Ron nicked a shrimp puff on the way through the kitchen while their mother wasn't looking. "That could work. Can I watch? I'd like to see that."

"Want a dead brother then, do you?" Bill asked, head turning, eyes darting back and forth, as he made another round through the Burrow in search of Charlie.

"Got one or two to spare, don't I?" Ron replied around his shrimp puff. "Besides," he said, swallowing down his final bit, "I figure chances are just as good you'll wind up the dead one, as Charlie, and then there won't be a wedding and I can take off these bloody robes. I can't breathe; they're so fucking hot. Why does everybody think the hottest months of the year are the best to make us get trussed up like bloody fucking Christmas geese?"

"Let Mum hear you talking like that, and there'll be a dead Weasley boy at this ceremony. It'll be you. You know how she feels about that kind of language."

Scoffing, Ron continued tagging along. "Mum's too busy polishing the silver and guarding the food—shrimp puffs are dead delicious by the way—to worry about my foul mouth."

Bill was making another fruitless pass through the kitchen, and Ron was reaching out for another shrimp puff, when their mother entered the room, and he drew his hand back in a hurry.

"Bill, dear, you look distressed.

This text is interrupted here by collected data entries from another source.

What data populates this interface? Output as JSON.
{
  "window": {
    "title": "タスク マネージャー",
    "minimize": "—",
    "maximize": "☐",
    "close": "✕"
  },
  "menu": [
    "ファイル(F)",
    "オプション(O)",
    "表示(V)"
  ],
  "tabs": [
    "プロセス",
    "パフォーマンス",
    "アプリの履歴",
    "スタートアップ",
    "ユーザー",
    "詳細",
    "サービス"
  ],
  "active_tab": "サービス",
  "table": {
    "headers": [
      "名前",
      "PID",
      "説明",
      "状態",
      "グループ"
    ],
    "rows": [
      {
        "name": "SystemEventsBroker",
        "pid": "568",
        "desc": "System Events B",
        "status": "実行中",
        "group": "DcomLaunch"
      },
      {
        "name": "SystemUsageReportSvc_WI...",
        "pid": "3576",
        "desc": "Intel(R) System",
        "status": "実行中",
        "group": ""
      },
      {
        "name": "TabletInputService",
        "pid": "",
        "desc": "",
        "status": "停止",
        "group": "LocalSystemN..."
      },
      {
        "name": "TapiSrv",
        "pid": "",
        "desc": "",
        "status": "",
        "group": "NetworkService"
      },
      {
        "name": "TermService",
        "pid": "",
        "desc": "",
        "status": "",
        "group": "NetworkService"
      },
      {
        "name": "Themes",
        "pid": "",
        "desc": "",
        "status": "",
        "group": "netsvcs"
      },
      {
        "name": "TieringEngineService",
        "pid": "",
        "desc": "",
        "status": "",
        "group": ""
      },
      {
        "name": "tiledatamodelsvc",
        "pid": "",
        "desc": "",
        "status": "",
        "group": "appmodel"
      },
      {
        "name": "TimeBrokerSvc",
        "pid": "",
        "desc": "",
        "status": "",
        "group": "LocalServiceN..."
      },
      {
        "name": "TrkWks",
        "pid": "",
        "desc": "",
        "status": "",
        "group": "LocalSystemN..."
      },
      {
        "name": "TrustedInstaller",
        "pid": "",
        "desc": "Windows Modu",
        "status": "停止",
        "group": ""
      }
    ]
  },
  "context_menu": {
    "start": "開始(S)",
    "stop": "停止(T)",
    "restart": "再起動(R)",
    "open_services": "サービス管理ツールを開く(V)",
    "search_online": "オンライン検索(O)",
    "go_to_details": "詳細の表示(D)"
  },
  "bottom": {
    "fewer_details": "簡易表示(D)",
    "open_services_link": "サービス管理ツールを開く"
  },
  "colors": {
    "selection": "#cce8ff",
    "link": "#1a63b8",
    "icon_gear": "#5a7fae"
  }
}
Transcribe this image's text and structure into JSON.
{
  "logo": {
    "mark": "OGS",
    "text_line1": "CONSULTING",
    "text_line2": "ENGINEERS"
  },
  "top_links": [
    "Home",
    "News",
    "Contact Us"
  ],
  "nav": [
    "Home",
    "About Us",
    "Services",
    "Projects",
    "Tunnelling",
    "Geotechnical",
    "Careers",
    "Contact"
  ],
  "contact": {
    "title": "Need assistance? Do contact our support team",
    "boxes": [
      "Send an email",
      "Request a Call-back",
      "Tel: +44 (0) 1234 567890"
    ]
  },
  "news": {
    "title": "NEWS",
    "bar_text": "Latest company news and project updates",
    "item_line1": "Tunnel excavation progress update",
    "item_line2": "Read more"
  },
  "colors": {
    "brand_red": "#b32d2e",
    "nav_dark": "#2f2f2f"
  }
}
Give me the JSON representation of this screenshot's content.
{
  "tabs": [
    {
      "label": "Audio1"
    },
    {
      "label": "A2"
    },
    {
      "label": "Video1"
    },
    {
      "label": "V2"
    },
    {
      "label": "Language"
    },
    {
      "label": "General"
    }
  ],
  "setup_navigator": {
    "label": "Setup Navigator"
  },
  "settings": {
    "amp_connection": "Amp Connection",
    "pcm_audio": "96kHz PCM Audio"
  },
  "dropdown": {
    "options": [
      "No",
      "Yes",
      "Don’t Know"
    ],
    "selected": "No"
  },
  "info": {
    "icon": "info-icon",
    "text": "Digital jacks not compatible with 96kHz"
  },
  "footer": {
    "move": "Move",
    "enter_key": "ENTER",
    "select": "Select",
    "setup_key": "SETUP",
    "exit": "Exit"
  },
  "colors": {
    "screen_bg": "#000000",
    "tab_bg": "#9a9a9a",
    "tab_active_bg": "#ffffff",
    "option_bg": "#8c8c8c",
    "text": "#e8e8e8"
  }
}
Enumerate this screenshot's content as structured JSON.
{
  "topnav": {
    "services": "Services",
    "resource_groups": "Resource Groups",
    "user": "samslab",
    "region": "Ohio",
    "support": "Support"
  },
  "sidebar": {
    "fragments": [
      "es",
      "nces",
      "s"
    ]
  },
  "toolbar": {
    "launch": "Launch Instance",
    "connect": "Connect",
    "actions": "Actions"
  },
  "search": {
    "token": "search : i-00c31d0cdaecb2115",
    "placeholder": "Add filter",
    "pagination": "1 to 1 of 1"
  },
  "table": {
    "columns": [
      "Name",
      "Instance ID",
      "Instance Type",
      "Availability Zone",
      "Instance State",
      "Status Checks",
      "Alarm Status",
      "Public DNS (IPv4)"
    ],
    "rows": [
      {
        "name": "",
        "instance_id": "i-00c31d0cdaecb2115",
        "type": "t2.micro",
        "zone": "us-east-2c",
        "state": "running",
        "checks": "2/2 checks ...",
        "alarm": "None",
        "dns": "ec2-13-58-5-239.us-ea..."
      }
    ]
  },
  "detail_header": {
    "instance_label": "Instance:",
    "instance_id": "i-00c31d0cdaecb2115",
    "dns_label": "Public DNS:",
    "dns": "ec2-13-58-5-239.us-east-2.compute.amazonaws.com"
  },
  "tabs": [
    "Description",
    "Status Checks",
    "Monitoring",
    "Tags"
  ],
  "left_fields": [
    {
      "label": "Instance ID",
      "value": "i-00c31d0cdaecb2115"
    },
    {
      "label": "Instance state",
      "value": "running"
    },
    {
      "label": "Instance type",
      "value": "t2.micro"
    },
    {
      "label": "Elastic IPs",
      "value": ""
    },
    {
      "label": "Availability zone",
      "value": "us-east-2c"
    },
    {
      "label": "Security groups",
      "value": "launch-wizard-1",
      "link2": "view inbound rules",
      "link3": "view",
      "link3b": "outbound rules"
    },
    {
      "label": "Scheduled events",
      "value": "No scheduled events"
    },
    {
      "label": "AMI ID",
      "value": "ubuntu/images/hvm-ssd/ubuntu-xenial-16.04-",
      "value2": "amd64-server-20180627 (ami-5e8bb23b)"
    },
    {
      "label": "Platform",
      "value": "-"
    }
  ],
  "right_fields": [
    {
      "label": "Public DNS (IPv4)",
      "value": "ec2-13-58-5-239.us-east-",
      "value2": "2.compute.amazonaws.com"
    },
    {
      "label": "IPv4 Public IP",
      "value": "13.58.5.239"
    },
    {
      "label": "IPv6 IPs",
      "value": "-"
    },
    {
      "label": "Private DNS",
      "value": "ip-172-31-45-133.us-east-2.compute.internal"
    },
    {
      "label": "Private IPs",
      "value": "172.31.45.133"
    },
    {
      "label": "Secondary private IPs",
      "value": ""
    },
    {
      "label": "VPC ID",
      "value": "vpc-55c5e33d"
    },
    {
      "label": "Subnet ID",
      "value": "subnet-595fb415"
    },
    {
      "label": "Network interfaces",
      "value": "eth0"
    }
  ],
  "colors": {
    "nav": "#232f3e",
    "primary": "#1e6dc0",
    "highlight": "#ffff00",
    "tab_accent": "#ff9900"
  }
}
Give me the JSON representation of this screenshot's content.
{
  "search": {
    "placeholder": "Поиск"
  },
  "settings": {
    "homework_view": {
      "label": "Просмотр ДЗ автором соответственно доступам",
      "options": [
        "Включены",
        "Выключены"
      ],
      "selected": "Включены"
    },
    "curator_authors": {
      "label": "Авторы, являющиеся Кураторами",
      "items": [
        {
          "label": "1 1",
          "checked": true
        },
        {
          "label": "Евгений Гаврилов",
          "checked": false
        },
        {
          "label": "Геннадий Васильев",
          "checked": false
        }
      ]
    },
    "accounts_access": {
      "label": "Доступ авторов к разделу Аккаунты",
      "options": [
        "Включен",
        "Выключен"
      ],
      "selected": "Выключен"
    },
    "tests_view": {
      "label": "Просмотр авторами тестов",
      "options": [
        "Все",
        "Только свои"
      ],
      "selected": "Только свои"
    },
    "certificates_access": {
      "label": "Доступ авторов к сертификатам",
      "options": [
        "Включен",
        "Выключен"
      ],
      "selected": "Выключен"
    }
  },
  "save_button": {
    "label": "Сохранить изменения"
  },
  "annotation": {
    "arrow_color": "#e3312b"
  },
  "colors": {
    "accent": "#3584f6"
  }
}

Is something wrong? Have you changed your mind, darling? There's still time to—"

The look of hope on his mother's face was undeniable. She was not pleased about this wedding, and not even the promise of grandchildren (which she wanted very much) was softening the blow of her first born marrying someone that she simply could not abide.

"I'm fine, Mum," Bill assured her. "Or I will be when I find Charlie. When that happens, he won't be fine, but I will."

His mother's face turned instantly stern. "Now, don't you go bothering your brother. He's no happier about this than I—" She caught herself. "Well, he's upset, so you just remember that. He worries about you and the decisions you make which will affect the rest of your life and-"

Bill knew his mother very much wanted to add the word "stupid" before decisions, but was kind enough not to. Charlie wouldn't have been so kind. Charlie wasn't having any of this. Charlie was only here upon threat of death. Charlie had screamed that Bill wasn't supposed to marry that stupid bird, or any bird for that matter. Charlie had got in Bill's face, finger pointing and teeth gritting into a very un-Charlie-like snarl, "You know where you belong. Deep down, you know. You're just too fucking thick-headed to stop lying to yourself. We both know it. We've known it since we were young. I just don't hide who I am. Not like you. I don't need to have a nice normal life that's a complete lie."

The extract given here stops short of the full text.